Pesan itu kemudian ditutup dengan salam. Salam memang selalu menjadi kalimat paling mesra untuk menutup dialog—atau lebih tepatnya monolog, sebab sebanyak apapun kalimat yang tertulis, tinta yang terbuang, dan asa yang pernah diperjuangkan, pada akhirnya sudah tentu takkan pernah berbalas. Salam menjadi penutup mesra sebab terselip do’a yang terpanjat kepada Sang Pencipta, berharap meski tak dapat kembali bersua, setidaknya ia menjalani kehidupannya dengan baik-baik saja.

Saat itu, was following for 7 years-lah yang hanya dapat menghibur keputusasaannya.

Disibaknya tirai yang tertutup. Dari kejauhan, tampak berlalu lalang orang-orang yang tetap berpergian meski hujan, dan sebahagian lain yang meneduh karena mungkin hanya tak ingin pakaiannya kebasahan. Red Scarf, Woolie Bag, Cutie Umbrella yang dikenakan seseorang di luar kafe mengingatkannya akan seseorang.

Ya, seseorang.    

Hmmh!”, Ia sempat berpikir sejenak untuk kemudian bergegas merapikan segala barang yang terserak, memasukan semuanya ke dalam tas dan langsung mengenakannya dalam beberapa gerak. Ditinggalkannya beberapa rupiah seharga Green Tea Latte yang ia pesan, dan langsung keluar hanya untuk mencari sosok yang ia yakini tak asing baginya. Sayang beribu sayang, ia hilang ditengah-tengah keramaian. Mata elangnya tak lagi berfungsi, kontestasi lari yang dulu pernah ia juarai nyatanya hanya menjadi bagian dari sejarah yang takkan terulang kembali, nyatanya untuk melangkahpun ia tak sanggup. Semua yang tersisa, hanyalah sebuah penyesalan.

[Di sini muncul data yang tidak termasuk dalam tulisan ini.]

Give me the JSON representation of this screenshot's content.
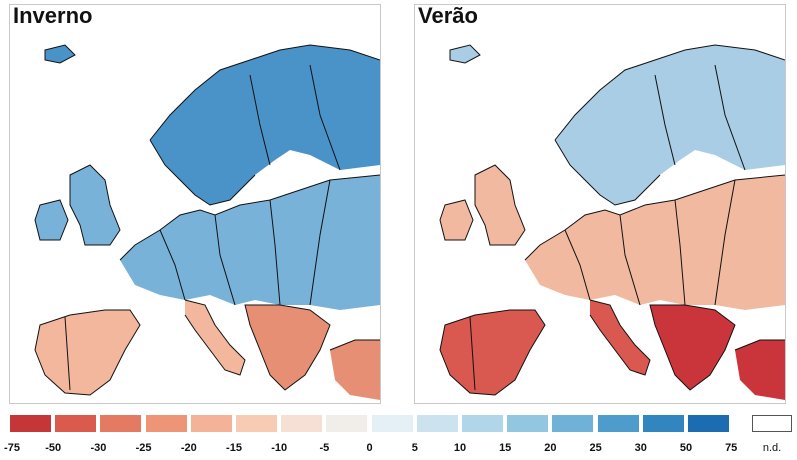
{
  "panels": [
    {
      "title": "Inverno",
      "season": "winter",
      "tint": {
        "north": "#4a93c9",
        "central": "#78b2d9",
        "south": "#f2b79d",
        "southeast": "#e68f75"
      }
    },
    {
      "title": "Verão",
      "season": "summer",
      "tint": {
        "north": "#a9cde4",
        "central": "#f1b9a0",
        "south": "#d9584f",
        "southeast": "#c9353a"
      }
    }
  ],
  "legend": {
    "ticks": [
      "-75",
      "-50",
      "-30",
      "-25",
      "-20",
      "-15",
      "-10",
      "-5",
      "0",
      "5",
      "10",
      "15",
      "20",
      "25",
      "30",
      "50",
      "75"
    ],
    "colors": [
      "#c53639",
      "#da5a4e",
      "#e47a61",
      "#ee9577",
      "#f4b298",
      "#f8cbb4",
      "#f6e0d4",
      "#f1eee9",
      "#e5f0f6",
      "#cce3ef",
      "#b2d6e9",
      "#93c6e1",
      "#6fb1d7",
      "#4d9ccb",
      "#3186c0",
      "#1b6cb0"
    ],
    "nodata_label": "n.d."
  }
}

Ia termenung di tengah derasnya hujan. Berharap pada dirinya sendiri dua hal, yaitu takkan pernah kembali menyiakan kesempatan di pelupuk mata, dan memiliki keberanian untuk berteriak sekencang-kencangnya di tengah kemelut jiwa.

---
AAAAAAH!” ia lantas berteriak sekencang-kencangnya.
Hujan mendadak mereda, entah hanya dia. Diliriknya langit yang berubah menjadi hitam pekat, entah memang mendung menandakan malam gulita, atau purnama yang tengah membangun sekat. Tapi lengkungan besi membuatnya berpikir dua kali. Ternyata, ia memang sedang dipayungi.

..
Hai, kak.”
--


Hari itu menjadi hari yang paling bersejarah baginya.
Sebab oase yang ia dambakan, akhirnya telah ditemukan.



~
Bagian Ketiga #PlutoAdmirer : Persimpangan Jalan

Tidak ada komentar:

Diberdayakan oleh Blogger.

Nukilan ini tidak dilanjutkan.